I used to do the freehand routine, and got very good results, and after finishing with the finest stone I had available, finished on a jelly jar to remove all the stone marks. later I was able to get sheets of .025 and 050 thick Aluminum oxide substrate material, polished and unpolished from where I work and used that. My dd got mad at me once when he borrowed my pocket knife to strip some wire back, as he used the "roll it on you thumb" method. He cut his thumb to ribbons on the razor sharp edge, and didn't realize it until he cut a little deeper, and discovered he had a half dozen somewht parallel cuts or more...
Why use the glass to "polish" the edge? A smoother edge lasts longer, and you can really see the difference if you look at an edge under a microscope. an unpolished edge has a real saw tooth look to it,especially with conventional slice or honing motions, and even a shallow slide action will minimize this but not eliminate it.

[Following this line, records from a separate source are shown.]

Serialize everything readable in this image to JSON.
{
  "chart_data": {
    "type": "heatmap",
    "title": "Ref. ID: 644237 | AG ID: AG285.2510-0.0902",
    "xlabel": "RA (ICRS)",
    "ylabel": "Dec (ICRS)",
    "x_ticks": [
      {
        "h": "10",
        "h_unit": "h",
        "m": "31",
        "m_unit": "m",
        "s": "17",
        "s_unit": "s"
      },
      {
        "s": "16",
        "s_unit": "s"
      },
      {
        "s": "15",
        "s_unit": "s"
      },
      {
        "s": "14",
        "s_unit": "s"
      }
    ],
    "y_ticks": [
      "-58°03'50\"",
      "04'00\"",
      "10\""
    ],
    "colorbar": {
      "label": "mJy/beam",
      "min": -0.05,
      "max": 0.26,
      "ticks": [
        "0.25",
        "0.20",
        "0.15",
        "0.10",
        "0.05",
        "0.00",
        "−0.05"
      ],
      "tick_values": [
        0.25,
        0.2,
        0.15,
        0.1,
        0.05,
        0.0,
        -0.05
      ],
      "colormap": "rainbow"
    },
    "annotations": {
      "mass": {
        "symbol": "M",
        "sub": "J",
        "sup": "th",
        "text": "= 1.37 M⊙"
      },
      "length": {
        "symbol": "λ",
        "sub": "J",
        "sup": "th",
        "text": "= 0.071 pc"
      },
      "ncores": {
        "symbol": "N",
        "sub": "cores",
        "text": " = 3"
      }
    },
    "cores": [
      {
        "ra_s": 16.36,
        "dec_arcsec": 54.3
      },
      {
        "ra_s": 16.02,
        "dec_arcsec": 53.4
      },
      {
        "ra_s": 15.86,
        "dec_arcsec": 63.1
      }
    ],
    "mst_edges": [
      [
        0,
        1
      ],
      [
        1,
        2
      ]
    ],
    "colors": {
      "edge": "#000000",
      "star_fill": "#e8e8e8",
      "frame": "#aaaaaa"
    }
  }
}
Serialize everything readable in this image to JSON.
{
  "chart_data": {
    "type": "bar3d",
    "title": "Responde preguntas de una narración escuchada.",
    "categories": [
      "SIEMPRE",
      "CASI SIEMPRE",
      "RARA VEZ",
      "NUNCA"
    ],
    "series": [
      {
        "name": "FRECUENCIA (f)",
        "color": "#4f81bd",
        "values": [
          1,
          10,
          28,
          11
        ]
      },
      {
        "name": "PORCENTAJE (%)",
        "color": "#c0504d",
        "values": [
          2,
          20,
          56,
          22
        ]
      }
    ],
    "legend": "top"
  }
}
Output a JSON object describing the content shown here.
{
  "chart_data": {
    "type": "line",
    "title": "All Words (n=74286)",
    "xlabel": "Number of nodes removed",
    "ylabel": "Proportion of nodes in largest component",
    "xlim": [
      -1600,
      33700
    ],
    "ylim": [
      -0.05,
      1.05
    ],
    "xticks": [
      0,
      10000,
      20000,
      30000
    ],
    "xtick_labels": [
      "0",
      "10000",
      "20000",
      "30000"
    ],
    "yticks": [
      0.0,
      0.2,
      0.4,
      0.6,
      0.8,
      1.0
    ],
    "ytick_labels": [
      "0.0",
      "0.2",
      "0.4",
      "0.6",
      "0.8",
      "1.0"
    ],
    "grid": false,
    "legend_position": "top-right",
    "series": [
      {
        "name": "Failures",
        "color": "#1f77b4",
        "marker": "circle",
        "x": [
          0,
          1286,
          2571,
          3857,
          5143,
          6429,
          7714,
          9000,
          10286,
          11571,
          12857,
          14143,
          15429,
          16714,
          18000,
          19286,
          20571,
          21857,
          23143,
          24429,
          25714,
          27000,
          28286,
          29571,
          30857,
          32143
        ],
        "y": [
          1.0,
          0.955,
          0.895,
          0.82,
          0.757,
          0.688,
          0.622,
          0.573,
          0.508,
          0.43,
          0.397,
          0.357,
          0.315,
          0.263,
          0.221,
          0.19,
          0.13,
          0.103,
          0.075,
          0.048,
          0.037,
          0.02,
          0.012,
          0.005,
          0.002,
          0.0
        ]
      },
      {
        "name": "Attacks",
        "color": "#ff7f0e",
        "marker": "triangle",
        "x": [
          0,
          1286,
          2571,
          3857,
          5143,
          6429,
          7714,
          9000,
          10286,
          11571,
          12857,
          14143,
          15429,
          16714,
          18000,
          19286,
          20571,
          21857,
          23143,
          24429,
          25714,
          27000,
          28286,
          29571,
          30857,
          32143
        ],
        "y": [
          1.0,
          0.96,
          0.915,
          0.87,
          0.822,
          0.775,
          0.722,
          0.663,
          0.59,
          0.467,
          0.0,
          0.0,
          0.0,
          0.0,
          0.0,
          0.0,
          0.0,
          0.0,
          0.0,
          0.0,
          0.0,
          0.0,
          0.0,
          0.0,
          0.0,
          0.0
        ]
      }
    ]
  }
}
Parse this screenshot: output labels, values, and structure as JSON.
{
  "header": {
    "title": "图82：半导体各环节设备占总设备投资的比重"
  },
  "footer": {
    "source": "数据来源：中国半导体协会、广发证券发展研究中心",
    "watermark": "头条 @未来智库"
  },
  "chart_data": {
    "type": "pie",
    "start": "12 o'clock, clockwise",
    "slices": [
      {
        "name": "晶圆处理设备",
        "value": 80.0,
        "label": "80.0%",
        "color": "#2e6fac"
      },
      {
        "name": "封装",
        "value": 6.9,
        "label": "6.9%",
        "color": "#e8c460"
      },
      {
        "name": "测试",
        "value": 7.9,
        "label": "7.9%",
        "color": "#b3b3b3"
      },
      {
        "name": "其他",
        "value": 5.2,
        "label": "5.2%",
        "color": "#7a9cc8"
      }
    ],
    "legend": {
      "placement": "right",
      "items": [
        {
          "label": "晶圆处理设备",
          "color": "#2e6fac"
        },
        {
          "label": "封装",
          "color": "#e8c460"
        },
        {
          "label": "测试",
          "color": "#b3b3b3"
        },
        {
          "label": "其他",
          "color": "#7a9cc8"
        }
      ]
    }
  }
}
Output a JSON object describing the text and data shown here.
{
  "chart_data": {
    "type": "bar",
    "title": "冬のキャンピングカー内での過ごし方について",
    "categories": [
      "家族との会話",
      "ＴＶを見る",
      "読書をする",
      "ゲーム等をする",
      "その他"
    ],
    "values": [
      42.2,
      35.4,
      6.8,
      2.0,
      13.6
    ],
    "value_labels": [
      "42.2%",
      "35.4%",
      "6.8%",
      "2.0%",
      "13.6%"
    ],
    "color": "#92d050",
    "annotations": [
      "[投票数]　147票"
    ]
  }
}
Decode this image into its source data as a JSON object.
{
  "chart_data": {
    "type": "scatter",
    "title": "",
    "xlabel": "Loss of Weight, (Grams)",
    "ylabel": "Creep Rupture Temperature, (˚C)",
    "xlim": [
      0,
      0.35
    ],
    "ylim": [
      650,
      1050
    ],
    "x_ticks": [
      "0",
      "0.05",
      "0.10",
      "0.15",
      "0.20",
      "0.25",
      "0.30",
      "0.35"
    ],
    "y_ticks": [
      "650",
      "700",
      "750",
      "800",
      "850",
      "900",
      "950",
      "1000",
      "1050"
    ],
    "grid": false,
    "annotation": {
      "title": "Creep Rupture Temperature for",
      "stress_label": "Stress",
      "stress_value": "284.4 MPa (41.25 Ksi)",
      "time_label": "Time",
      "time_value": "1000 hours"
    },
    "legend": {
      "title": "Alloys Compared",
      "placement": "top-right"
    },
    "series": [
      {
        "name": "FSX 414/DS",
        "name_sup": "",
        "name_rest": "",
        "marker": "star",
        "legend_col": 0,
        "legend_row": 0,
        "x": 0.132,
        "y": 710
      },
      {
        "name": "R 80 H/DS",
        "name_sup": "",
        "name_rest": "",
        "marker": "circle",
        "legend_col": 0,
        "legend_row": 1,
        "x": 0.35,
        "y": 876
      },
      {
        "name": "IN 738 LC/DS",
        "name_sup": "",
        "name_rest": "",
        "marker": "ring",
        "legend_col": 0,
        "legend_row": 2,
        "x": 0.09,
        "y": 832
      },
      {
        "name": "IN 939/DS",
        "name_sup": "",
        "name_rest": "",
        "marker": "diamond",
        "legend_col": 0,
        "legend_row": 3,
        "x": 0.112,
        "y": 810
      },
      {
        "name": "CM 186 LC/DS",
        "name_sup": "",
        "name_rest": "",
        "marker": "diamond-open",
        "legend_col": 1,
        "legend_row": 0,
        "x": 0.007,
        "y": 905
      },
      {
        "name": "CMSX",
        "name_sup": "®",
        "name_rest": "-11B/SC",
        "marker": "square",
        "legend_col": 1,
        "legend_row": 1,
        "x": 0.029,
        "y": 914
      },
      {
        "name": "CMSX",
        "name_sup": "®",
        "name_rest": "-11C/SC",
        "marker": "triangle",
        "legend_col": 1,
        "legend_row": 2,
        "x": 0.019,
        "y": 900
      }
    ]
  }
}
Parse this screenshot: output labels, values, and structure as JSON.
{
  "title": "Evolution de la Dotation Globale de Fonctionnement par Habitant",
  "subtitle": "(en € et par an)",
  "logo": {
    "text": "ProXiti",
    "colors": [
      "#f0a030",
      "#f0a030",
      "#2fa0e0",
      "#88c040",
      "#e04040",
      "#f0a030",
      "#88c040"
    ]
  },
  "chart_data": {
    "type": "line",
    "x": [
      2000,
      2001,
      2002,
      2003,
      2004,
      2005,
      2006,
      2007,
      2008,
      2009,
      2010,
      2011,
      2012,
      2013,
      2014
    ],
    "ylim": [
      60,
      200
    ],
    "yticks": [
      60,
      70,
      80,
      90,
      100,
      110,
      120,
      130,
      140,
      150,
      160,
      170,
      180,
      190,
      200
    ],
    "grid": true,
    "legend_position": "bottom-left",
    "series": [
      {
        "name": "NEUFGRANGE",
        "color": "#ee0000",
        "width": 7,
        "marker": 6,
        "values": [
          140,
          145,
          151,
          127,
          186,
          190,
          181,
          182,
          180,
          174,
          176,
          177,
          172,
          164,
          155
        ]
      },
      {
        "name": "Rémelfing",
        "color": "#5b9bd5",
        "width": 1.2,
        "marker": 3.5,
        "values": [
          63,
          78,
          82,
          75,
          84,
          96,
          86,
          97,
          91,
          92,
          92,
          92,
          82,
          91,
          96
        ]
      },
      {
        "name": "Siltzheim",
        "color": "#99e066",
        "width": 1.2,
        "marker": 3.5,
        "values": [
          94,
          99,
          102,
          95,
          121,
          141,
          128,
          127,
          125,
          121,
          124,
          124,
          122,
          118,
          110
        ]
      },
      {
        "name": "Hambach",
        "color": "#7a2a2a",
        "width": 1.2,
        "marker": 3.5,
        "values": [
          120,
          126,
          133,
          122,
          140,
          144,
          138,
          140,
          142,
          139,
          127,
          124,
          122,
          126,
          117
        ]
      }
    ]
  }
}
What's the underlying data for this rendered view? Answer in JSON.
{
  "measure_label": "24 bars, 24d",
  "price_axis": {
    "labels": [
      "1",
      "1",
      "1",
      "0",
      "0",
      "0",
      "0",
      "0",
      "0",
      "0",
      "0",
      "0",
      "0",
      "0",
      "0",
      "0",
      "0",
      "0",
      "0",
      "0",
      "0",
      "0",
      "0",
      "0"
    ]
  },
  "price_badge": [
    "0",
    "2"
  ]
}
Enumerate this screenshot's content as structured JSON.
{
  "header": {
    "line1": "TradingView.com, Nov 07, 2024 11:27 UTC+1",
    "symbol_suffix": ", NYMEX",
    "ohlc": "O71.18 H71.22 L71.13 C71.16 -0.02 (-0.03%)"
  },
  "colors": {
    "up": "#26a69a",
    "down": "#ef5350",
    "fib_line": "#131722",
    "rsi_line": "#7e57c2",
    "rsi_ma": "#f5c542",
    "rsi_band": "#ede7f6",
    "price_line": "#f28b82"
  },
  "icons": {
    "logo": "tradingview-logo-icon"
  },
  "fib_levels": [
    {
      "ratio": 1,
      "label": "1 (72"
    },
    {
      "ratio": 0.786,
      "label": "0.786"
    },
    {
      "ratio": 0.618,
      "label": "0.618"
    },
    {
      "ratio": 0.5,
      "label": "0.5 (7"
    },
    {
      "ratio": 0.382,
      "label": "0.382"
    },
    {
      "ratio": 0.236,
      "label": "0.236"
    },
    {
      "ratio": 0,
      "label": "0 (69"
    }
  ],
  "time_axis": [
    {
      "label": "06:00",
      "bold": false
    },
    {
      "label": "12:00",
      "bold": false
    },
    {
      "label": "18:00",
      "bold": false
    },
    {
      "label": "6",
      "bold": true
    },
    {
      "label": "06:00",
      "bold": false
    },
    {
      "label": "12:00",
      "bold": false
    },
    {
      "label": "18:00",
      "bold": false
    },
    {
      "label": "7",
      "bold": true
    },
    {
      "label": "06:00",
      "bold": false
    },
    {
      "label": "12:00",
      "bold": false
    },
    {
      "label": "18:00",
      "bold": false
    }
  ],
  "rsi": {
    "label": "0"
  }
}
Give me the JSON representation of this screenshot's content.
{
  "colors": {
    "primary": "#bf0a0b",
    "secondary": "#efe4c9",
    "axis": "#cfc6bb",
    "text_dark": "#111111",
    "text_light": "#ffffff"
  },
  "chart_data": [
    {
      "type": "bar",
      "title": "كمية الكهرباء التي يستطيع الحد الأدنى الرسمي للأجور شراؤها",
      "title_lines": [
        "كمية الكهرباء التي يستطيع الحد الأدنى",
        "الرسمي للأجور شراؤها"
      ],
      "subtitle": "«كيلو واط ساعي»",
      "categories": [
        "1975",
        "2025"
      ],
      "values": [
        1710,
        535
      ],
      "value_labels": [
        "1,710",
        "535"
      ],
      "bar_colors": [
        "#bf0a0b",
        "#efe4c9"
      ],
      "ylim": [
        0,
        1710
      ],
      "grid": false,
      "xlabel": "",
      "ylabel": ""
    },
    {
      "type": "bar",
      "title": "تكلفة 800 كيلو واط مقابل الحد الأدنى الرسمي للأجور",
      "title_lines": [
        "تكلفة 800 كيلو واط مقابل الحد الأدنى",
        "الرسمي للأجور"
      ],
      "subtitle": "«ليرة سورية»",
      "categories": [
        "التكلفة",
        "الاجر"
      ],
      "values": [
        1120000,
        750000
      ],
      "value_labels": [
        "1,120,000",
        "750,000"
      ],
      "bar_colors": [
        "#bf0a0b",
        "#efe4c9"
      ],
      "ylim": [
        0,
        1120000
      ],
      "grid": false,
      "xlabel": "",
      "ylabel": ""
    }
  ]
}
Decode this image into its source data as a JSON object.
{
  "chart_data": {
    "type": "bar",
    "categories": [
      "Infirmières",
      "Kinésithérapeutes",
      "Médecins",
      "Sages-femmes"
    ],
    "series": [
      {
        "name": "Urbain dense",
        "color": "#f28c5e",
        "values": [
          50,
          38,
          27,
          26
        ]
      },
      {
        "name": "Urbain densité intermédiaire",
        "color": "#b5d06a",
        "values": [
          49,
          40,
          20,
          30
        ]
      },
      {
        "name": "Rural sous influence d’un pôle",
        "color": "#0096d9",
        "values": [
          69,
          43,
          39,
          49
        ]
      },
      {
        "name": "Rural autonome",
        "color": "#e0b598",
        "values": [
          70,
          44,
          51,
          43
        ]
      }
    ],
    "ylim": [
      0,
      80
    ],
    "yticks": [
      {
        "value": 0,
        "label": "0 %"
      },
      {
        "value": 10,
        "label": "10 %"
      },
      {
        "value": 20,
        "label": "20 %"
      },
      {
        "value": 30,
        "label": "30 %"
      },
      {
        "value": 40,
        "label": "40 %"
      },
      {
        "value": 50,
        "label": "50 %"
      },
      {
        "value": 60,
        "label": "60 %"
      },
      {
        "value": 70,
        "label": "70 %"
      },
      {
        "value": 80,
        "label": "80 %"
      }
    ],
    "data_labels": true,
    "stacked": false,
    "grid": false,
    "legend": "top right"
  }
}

For while I also used the Fiskars mini crock stick pull through sharpeners (handle grip and smaller key-chain thumb grip) to finish off the edges, and I still keep a key-chain version in my hunting/camping fanny pack for in the field touch-ups. I'm not sure these small key chain units are still available from Fiskars, but they are worth getting of you can find them. Smith's also sells similar units, including one that is adjustable for angle
Lately I've gotten lazy and use the Smiths and Frost Cutlery BladeMaster Sharpening Fixtures, as I can get an exact edge angle without any effort. Of the two I like the Blade Master better overall, as it has four angles available, (15, 19, 24 & 29 deg.), compared to The Smith's 2 angles (20 & 25), however I have more different stone types in Smiths; but I can mix and match the stones since they are both rod controlled systems.
I will usually start with a very sharp angle to get the blade thickness near the edge thin, then in most cases give a final more durable edge at a slightly less sharp angle.